Heather notes: "We have also designed a pericardial valve as this has become the industry standard for artificial heart valves and success here will ensure speedy access to the market.
"We are working on the second prototype of both the polymer and the pericardial leaflet design while we are prototyping the third stent design.
"We are testing the prototypes in a pulse duplicator (which mimics the functioning of the heart) and plan to conduct two sets of animal trials later this year."
This is a clip to be fitted to a mitral heart valve (so-called because the dual flaps of the valve look like a mitre). The device under development at SAT would clip the two leaflets together near the point where regurgitation occurs without having to open the patient's chest and without the need for sophisticated monitors.
After only a year, the team is ready to test the proof of concept for what the SAT technologists call "the navigation and orientation system". This means the method of positioning the device over the mitral valve while locating the area where regurgitation is taking place.
SAT has filed a patent on the navigation, orientation and anchorage systems.
Testing equipment has been designed and set up to simulate a functioning heart. This customised set-up is ideal for prototype testing.

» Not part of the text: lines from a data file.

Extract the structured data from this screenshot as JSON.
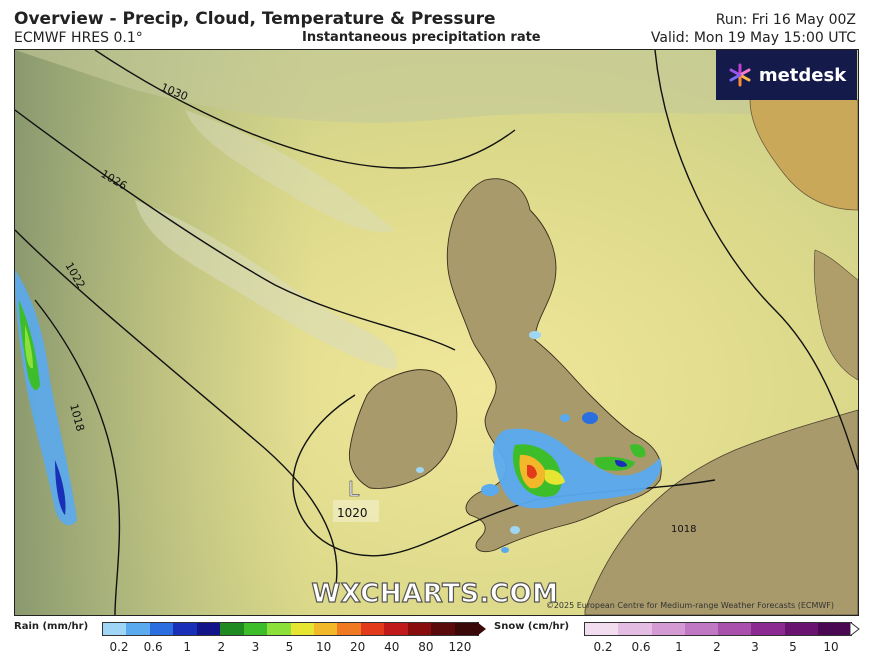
{
  "header": {
    "title": "Overview - Precip, Cloud, Temperature & Pressure",
    "model": "ECMWF HRES 0.1°",
    "layer": "Instantaneous precipitation rate",
    "run": "Run: Fri 16 May 00Z",
    "valid": "Valid: Mon 19 May 15:00 UTC"
  },
  "logo": {
    "text": "metdesk"
  },
  "map": {
    "isobars": [
      "1030",
      "1026",
      "1022",
      "1018",
      "1020",
      "1018"
    ],
    "low": {
      "symbol": "L",
      "pressure": "1020"
    },
    "watermark": "WXCHARTS.COM",
    "copyright": "©2025 European Centre for Medium-range Weather Forecasts (ECMWF)"
  },
  "legend": {
    "rain": {
      "title": "Rain (mm/hr)",
      "ticks": [
        "0.2",
        "0.6",
        "1",
        "2",
        "3",
        "5",
        "10",
        "20",
        "40",
        "80",
        "120"
      ],
      "colors": [
        "#9fd6f5",
        "#5aaaf0",
        "#2a6ee0",
        "#1a2fb8",
        "#14148a",
        "#1f8a1f",
        "#3dbd2a",
        "#8be03a",
        "#e6e632",
        "#f2b82a",
        "#f07a22",
        "#e23a1a",
        "#c01a1a",
        "#8a0d0d",
        "#5a0a0a",
        "#3a0808"
      ]
    },
    "snow": {
      "title": "Snow (cm/hr)",
      "ticks": [
        "0.2",
        "0.6",
        "1",
        "2",
        "3",
        "5",
        "10"
      ],
      "colors": [
        "#f2dcf0",
        "#e4bde3",
        "#d49ad4",
        "#c078c4",
        "#a850ac",
        "#8c2a92",
        "#6a1270",
        "#4a0852"
      ]
    }
  },
  "colors": {
    "logo_bg": "#141a4a",
    "sea": "#dfdc8a",
    "land": "#a89a6a"
  }
}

Several prototypes have been developed, confirming the proof of concept for this approach. The team is about to integrate the designs into a single device and is set to start animal testing in October.
SAT is currently applying for further official funding on all projects. Last year, the government's Technology Innovation Agency helped the project get under way by committing R12 million in funding.
Our CE, Brian Joffe, is heartened by progress to date.
He says: "It's gratifying that the SAT team has managed to develop prototypes and file for patents so soon after beginning work on the commercialisation of these life-saving devices.
"We are Proudly Bidvest and we can certainly be proud of the progress made by this new generation of South African heart pioneers."